А это было никакое не дьявольское искушение, а обычный страх парня из провинции (точнее, из Жар близ Жагани, как Анджей не раз с гордостью сообщал). Так я, во всяком случае, это себе объясняю: он вдруг почувствовал, что оказался в тюрь-ме, так сказать, с голой задницей. Получилось, что блестящая молодежь, с которой он уже несколько лет охотно общался и которая его ценила — он обрел там любовь красивой девушки и завороженную его красноречием публику (например, меня), — втянула его в ситуацию, которая могла иметь печальные последствия. У нас был семейный тыл, какая-никакая защита (подозреваю, что так он рассуждал), а он был подобен Жюльену Сорелю, человеку ниоткуда.
Ты знаешь, что, когда его выпустили, он прямо из тюрьмы на Раковецкой отправился к нам домой? Не только потому, что мы дружили, но и потому, что восхищался моей матерью. Она рассказывала, что, пока мы сидели, Анджей часто приходил и разговаривал с ней — самого его арестовали довольно поздно, кажется, только в июне. Это тоже важно, потому что, став свидетелем нараставшей волны мочаровской пропаганды (которая прошла мимо нас, находившихся в тюрьме), он, как это называется на языке полицейских допросов, «сломался». Однако то, что он заявил, когда, оказавшись на свободе, пришел к нам домой, поразительно.
Он произнес слова, которые я помню до сих пор: «Ты был в этой среде вторым человеком после Михника и должен очиститься». А от чего я, черт возьми, должен очиститься? И перед кем?

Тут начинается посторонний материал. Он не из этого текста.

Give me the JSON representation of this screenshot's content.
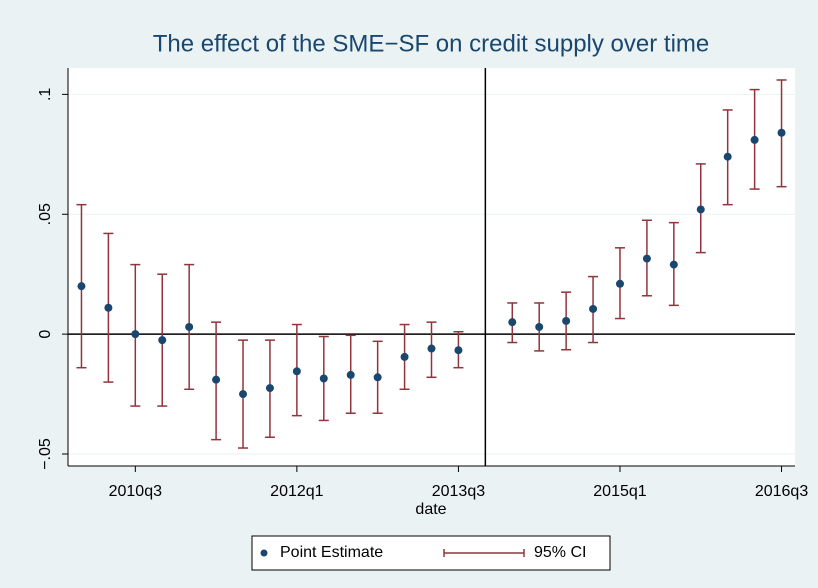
{
  "chart_data": {
    "type": "errorbar",
    "title": "The effect of the SME−SF on credit supply over time",
    "x_label": "date",
    "x": [
      200,
      201,
      202,
      203,
      204,
      205,
      206,
      207,
      208,
      209,
      210,
      211,
      212,
      213,
      214,
      216,
      217,
      218,
      219,
      220,
      221,
      222,
      223,
      224,
      225,
      226
    ],
    "series": [
      {
        "name": "Point Estimate",
        "color": "#1a476f",
        "values": [
          0.02,
          0.011,
          0.0,
          -0.0025,
          0.003,
          -0.019,
          -0.025,
          -0.0225,
          -0.0155,
          -0.0185,
          -0.017,
          -0.018,
          -0.0095,
          -0.006,
          -0.0067,
          0.005,
          0.003,
          0.0055,
          0.0105,
          0.021,
          0.0315,
          0.029,
          0.052,
          0.074,
          0.081,
          0.084
        ]
      },
      {
        "name": "95% CI",
        "color": "#90353b",
        "lower": [
          -0.014,
          -0.02,
          -0.03,
          -0.03,
          -0.023,
          -0.044,
          -0.0475,
          -0.043,
          -0.034,
          -0.036,
          -0.033,
          -0.033,
          -0.023,
          -0.018,
          -0.014,
          -0.0035,
          -0.007,
          -0.0065,
          -0.0035,
          0.0065,
          0.016,
          0.012,
          0.034,
          0.054,
          0.0605,
          0.0615
        ],
        "upper": [
          0.054,
          0.042,
          0.029,
          0.025,
          0.029,
          0.005,
          -0.0025,
          -0.0025,
          0.004,
          -0.001,
          -0.0005,
          -0.003,
          0.004,
          0.005,
          0.001,
          0.013,
          0.013,
          0.0175,
          0.024,
          0.036,
          0.0475,
          0.0465,
          0.071,
          0.0935,
          0.102,
          0.106
        ]
      }
    ],
    "xlim": [
      199.5,
      226.5
    ],
    "xticks": [
      {
        "value": 202,
        "label": "2010q3"
      },
      {
        "value": 208,
        "label": "2012q1"
      },
      {
        "value": 214,
        "label": "2013q3"
      },
      {
        "value": 220,
        "label": "2015q1"
      },
      {
        "value": 226,
        "label": "2016q3"
      }
    ],
    "ylim": [
      -0.055,
      0.111
    ],
    "yticks": [
      {
        "value": -0.05,
        "label": "−.05"
      },
      {
        "value": 0,
        "label": "0"
      },
      {
        "value": 0.05,
        "label": ".05"
      },
      {
        "value": 0.1,
        "label": ".1"
      }
    ],
    "xline": 215,
    "yline": 0,
    "grid": true
  }
}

Это был — и, вероятно, по-прежнему таковым является — до мозга костей интеллигентный человек. Какая же каша должна была образоваться в голове, чтобы начать говорить такие глупости! Я тогда подумал, что, наверное, он в тюрьме немного повредился умом. Лишь спустя несколько часов я осознал, насколько Анджей был не в себе, потому что он оставил у нас экземпляр своего воззвания. Моей матери он тогда также сказал: «Пани Ханя, я вышел [из тюрьмы] мочаровцем». И вообще начал свой визит поистине шутовским гамбитом: «Я один против города» — это, кажется, цитата из Бальзака или, может, из Золя… Он явно забыл, что «город» сидел тогда в тюрьме, а он это свое мужество быть «против» демонстрировал под прикрытием госбезопасности.
Чистой воды литература, как говорят в таких случаях французы. Только это была литература второсортная, бульварный роман. Я так подробно об этом рассказываю, потому что обнаружил в своих бумагах несколько страниц текста, который послал Гедройцу вскоре после отъезда из Польши — когда еще хорошо помнил визит Анджея. Гедройц подумывал тогда, не напечатать ли воззвание Менцвеля в парижской «Культуре».
Мать. В свой день рождения, 1 августа, я оказался дома. Я запомнил, потому что с этого дня мне должны были изменить паек. Когда я попал в тюрьму, мне еще не исполнилось двадцати одного года, так что, будучи так называемым малолеткой, я получал ежедневно бóльшую порцию хлеба и еще что-то. После дня рождения ситуация должна была поменяться.
Как и все родители арестованных, она делала все возможное и невозможное. Мама была в ужасе. В конце концов она пошла просить помощи к Вацлаву Барчиковскому, который в молодости был стажером-адвокатом у моего дедушки, а потом, в межвоенный период, известным левым адвокатом, одним из защитников во время Брестского процесса. На заре Народной Польши он был важной фигурой, близким соратником Берута[131]. К 1968 году он оказался уже вне игры, но когда позвонил в прокуратуру, — рассказывала мать, — трубку моментально снял генеральный прокурор.
Благодаря Барчиковскому мать сначала получила свидание и принесла мне в тюрьму очки, ну и, наверное, благодаря ему добилась, чтобы меня выпустили раньше других. Это было перед самым вторжением в Чехословакию. События в Чехословакии тоже имеют значение, потому что потом все затормозилось, пошло вспять. Освобождения, процессы, амнистия… Большинство моих друзей — кроме Адама и нескольких других, кого держали до самых процессов, — вышли из тюрьмы осенью.
Конечно, с теми, кто был на свободе, мы встречались и разговаривали. А с теми, кто сидел, связи не было. Зато общались наши родители. Читали друг другу письма из тюрьмы — разумеется, прошедшие и тюремную цензуру, и автоцензуру, но все же свидетельствовавшие о том, что мы живы. Моя мать, когда я сидел, ходила к пани Перской, матери Олека, и пани Карпиньской, матери Якуба, они обменивались информацией, складывая из этих обрывков какую-то реальную картину того, что происходило в тюрьме.